So almost every day, you hear about the status of one of those ongoing lawsuits in the tech industry. These days it’s Apple versus someone-or-other or one of those someone-or-others versus Apple. The legal skirmishes are largely focused on the iPhone, iOS and the iPad, with Apple insisting that their intellectual property is being violated by the knockoff du jour.
At the same time, you have to wonder how companies with supposedly smart engineers and lawyers manage to commit so many supposedly egregious offenses. Surely they’ve had the time to compare their new products with those of other companies, and there should be an in-house computer database of patents so they can see the areas in which they might conflict.
On the other hand, it may well be that there are so many patents in force that it’s nearly impossible to ever know which ones you’re violated. You roll the dice, hoping your product or service will escape notice, well maybe.
But it seems to me, and I’m not a patent attorney, that some are so simple and so obvious that it makes no sense for patent agencies to grand exclusivity. Take, for example, Amazon’s famous 1-Click ordering system. On the surface, it comes across as supremely logical. Click once after adding an item to your shopping cart, and the order is placed. Behind the scenes, Amazon and other vendors who use the system are charging your credit card or initiating a transfer from your bank account, and using your specified shipping address with which to send your merchandise, if you aren’t just ordering a service, such as a streaming video or MP3.
The logistics of performing a 1-Click transaction are said to be fairly easy, involving cookies and other traditional Web tools. So the question arises: What raises this feature to the level of a technology that’s sufficiently innovative to grant someone a patent?
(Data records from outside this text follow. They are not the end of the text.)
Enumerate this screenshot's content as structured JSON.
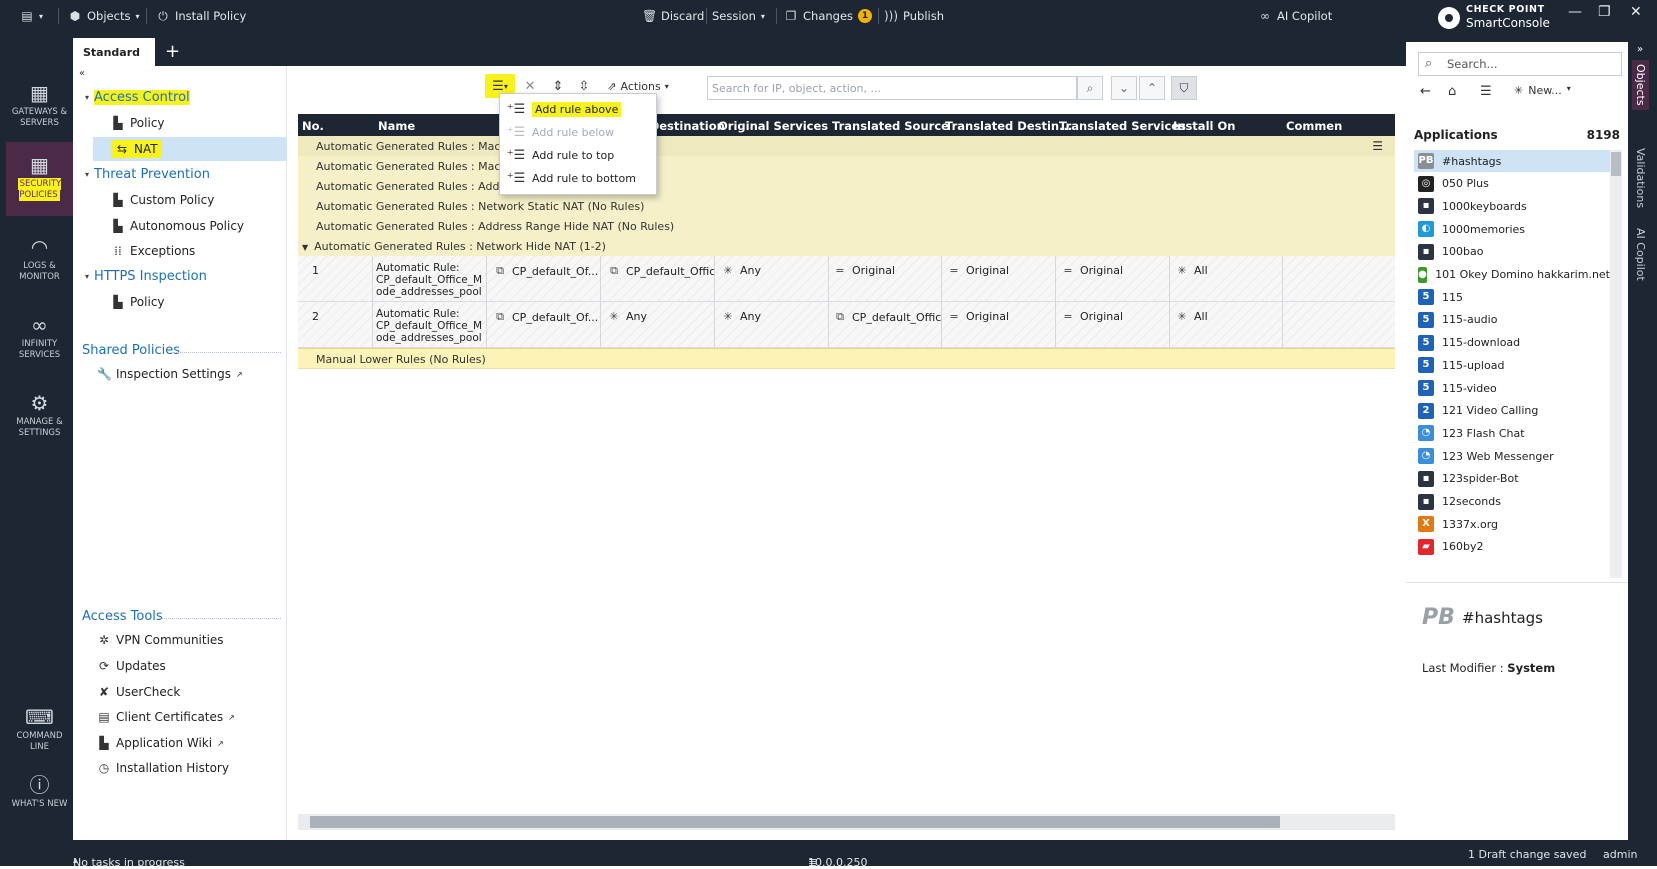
{
  "topbar": {
    "objects_label": "Objects",
    "install_policy_label": "Install Policy",
    "discard_label": "Discard",
    "session_label": "Session",
    "changes_label": "Changes",
    "changes_count": "1",
    "publish_label": "Publish",
    "ai_copilot_label": "AI Copilot",
    "brand_top": "CHECK POINT",
    "brand_bottom": "SmartConsole"
  },
  "leftnav": [
    {
      "label": "GATEWAYS & SERVERS",
      "icon": "gateways-icon"
    },
    {
      "label": "SECURITY POLICIES",
      "icon": "security-policies-icon"
    },
    {
      "label": "LOGS & MONITOR",
      "icon": "logs-icon"
    },
    {
      "label": "INFINITY SERVICES",
      "icon": "infinity-icon"
    },
    {
      "label": "MANAGE & SETTINGS",
      "icon": "gear-icon"
    },
    {
      "label": "COMMAND LINE",
      "icon": "command-line-icon"
    },
    {
      "label": "WHAT'S NEW",
      "icon": "question-icon"
    }
  ],
  "tabs": {
    "active": "Standard"
  },
  "tree": {
    "access_control": "Access Control",
    "policy": "Policy",
    "nat": "NAT",
    "threat_prevention": "Threat Prevention",
    "custom_policy": "Custom Policy",
    "autonomous_policy": "Autonomous Policy",
    "exceptions": "Exceptions",
    "https_inspection": "HTTPS Inspection",
    "https_policy": "Policy",
    "shared_policies": "Shared Policies",
    "inspection_settings": "Inspection Settings",
    "access_tools": "Access Tools",
    "vpn_communities": "VPN Communities",
    "updates": "Updates",
    "usercheck": "UserCheck",
    "client_certificates": "Client Certificates",
    "application_wiki": "Application Wiki",
    "installation_history": "Installation History"
  },
  "toolbar": {
    "actions_label": "Actions",
    "search_placeholder": "Search for IP, object, action, ..."
  },
  "menu": {
    "add_above": "Add rule above",
    "add_below": "Add rule below",
    "add_top": "Add rule to top",
    "add_bottom": "Add rule to bottom"
  },
  "grid": {
    "headers": [
      "No.",
      "Name",
      "al Destination",
      "Original Services",
      "Translated Source",
      "Translated Destin...",
      "Translated Services",
      "Install On",
      "Commen"
    ],
    "groups": [
      "Automatic Generated Rules : Machi",
      "Automatic Generated Rules : Machi",
      "Automatic Generated Rules : Addre",
      "Automatic Generated Rules : Network Static NAT",
      "Automatic Generated Rules : Address Range Hide NAT",
      "Automatic Generated Rules : Network Hide NAT"
    ],
    "group_suffix": [
      "",
      "",
      "",
      "(No Rules)",
      "(No Rules)",
      "(1-2)"
    ],
    "rows": [
      {
        "no": "1",
        "name": "Automatic Rule: CP_default_Office_Mode_addresses_pool",
        "orig_src": "CP_default_Of...",
        "orig_dst": "CP_default_Offic",
        "orig_svc": "Any",
        "tr_src": "Original",
        "tr_dst": "Original",
        "tr_svc": "Original",
        "install_on": "All"
      },
      {
        "no": "2",
        "name": "Automatic Rule: CP_default_Office_Mode_addresses_pool",
        "orig_src": "CP_default_Of...",
        "orig_dst": "Any",
        "orig_svc": "Any",
        "tr_src": "CP_default_Offic",
        "tr_dst": "Original",
        "tr_svc": "Original",
        "install_on": "All"
      }
    ],
    "name_lines": [
      "Automatic Rule:",
      "CP_default_Office_M",
      "ode_addresses_pool"
    ],
    "lower": "Manual Lower Rules",
    "lower_suffix": "(No Rules)"
  },
  "rightpane": {
    "search_placeholder": "Search...",
    "new_label": "New...",
    "section": "Applications",
    "count": "8198",
    "apps": [
      {
        "name": "#hashtags",
        "icon": "PB",
        "color": "#8a8f96"
      },
      {
        "name": "050 Plus",
        "icon": "◎",
        "color": "#222"
      },
      {
        "name": "1000keyboards",
        "icon": "▪",
        "color": "#2b3440"
      },
      {
        "name": "1000memories",
        "icon": "◐",
        "color": "#1f9ad6"
      },
      {
        "name": "100bao",
        "icon": "▪",
        "color": "#2b3440"
      },
      {
        "name": "101 Okey Domino hakkarim.net",
        "icon": "●",
        "color": "#3a9a2a"
      },
      {
        "name": "115",
        "icon": "5",
        "color": "#1e63b7"
      },
      {
        "name": "115-audio",
        "icon": "5",
        "color": "#1e63b7"
      },
      {
        "name": "115-download",
        "icon": "5",
        "color": "#1e63b7"
      },
      {
        "name": "115-upload",
        "icon": "5",
        "color": "#1e63b7"
      },
      {
        "name": "115-video",
        "icon": "5",
        "color": "#1e63b7"
      },
      {
        "name": "121 Video Calling",
        "icon": "2",
        "color": "#1e63b7"
      },
      {
        "name": "123 Flash Chat",
        "icon": "◔",
        "color": "#3b8fd8"
      },
      {
        "name": "123 Web Messenger",
        "icon": "◔",
        "color": "#3b8fd8"
      },
      {
        "name": "123spider-Bot",
        "icon": "▪",
        "color": "#2b3440"
      },
      {
        "name": "12seconds",
        "icon": "▪",
        "color": "#2b3440"
      },
      {
        "name": "1337x.org",
        "icon": "X",
        "color": "#e07a10"
      },
      {
        "name": "160by2",
        "icon": "▰",
        "color": "#e3262b"
      }
    ],
    "detail_icon": "PB",
    "detail_title": "#hashtags",
    "last_modifier_label": "Last Modifier :",
    "last_modifier_value": "System"
  },
  "vtabs": [
    "Objects",
    "Validations",
    "AI Copilot"
  ],
  "status": {
    "tasks": "No tasks in progress",
    "server": "10.0.0.250",
    "draft": "1 Draft change saved",
    "user": "admin"
  }
}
Of course, other companies have opted to pay the piper rather than fight. Even Apple licensed 1-Click to handle their online transactions. Of course that happened in 2000, when Apple wasn’t exactly a financial powerhouse, so maybe they felt it would be cheaper to just send Amazon a check.
So what was the United States Patent and Trademark Office thinking when they decided that 1-Click was something special, something unique, something that deserved a patent?
But that’s not the only example of what strikes me as foolishness. Consider TiVO and their almost endless lawsuits against Dish Network, which was eventually resolved to the former’s favor. The feature? The ability to record one TV show (or Pay-Per-View movie) while watching another. It seems so eminently sensible that it’s hard to imagine any one company getting exclusivity. However, it may also be true that the underlying process proved difficult to perfect, and thus TiVO deserved that patent. Certainly most of their income these days comes from licensing rather than the sale of those DVRs, so it all makes sense, I suppose.
However, some intellectual property claims do seem a tad curious. It seems to me that Apple might be going overboard in attacking competing companies, particularly Samsung. Consider the shape of a smartphone or an iPad. The argument is that, viewed from a distance, Samsung’s tablet and an iPad seem almost the same. Perhaps. But now look at ten 50-inch flat panel TVs from a distance where the manufacturer’s labels aren’t readily discernible. How different do they look, really? The same can be said for any number of generic PCs.
But a TV isn’t necessarily an equivalent example, since many of these products actually use identical internal parts. The LCD and plasma panels installed inside TVs from many companies are really sourced from only a few. Other internal parts may also be generic, although each manufacturer may build unique silicon to cover signal processing, menu displays and other features that are meant to stand out from the crowd. No doubt there are patents covering many of these features.
When it comes to the PC box, however, most parts are the same, from processors, to graphics chips, hard drives, solid state drives, and optical drives. To compete with the MacBook Air, Intel has created and is licensing an Ultrabook reference design. A PC maker only has to essentially duplicate the blueprint using the same or similar components, put their own branding on that box and call it their own. That, alas, is true for most PCs these days.
What bothers me about the whole thing, however, is how much time and money is wasted defending intellectual property. Apple is clearly investing many millions to defend their intellectual property. And while they deserve to protect their patents, you have to wonder if the agencies who grant those patents might do well to consider raising the bar. To be protected, an invention has to be unique, not just a minor variation of what came before, or something that, on the surface and below the surface, is so simple it hardly makes sense to grant ownership of that design to a single individual or company.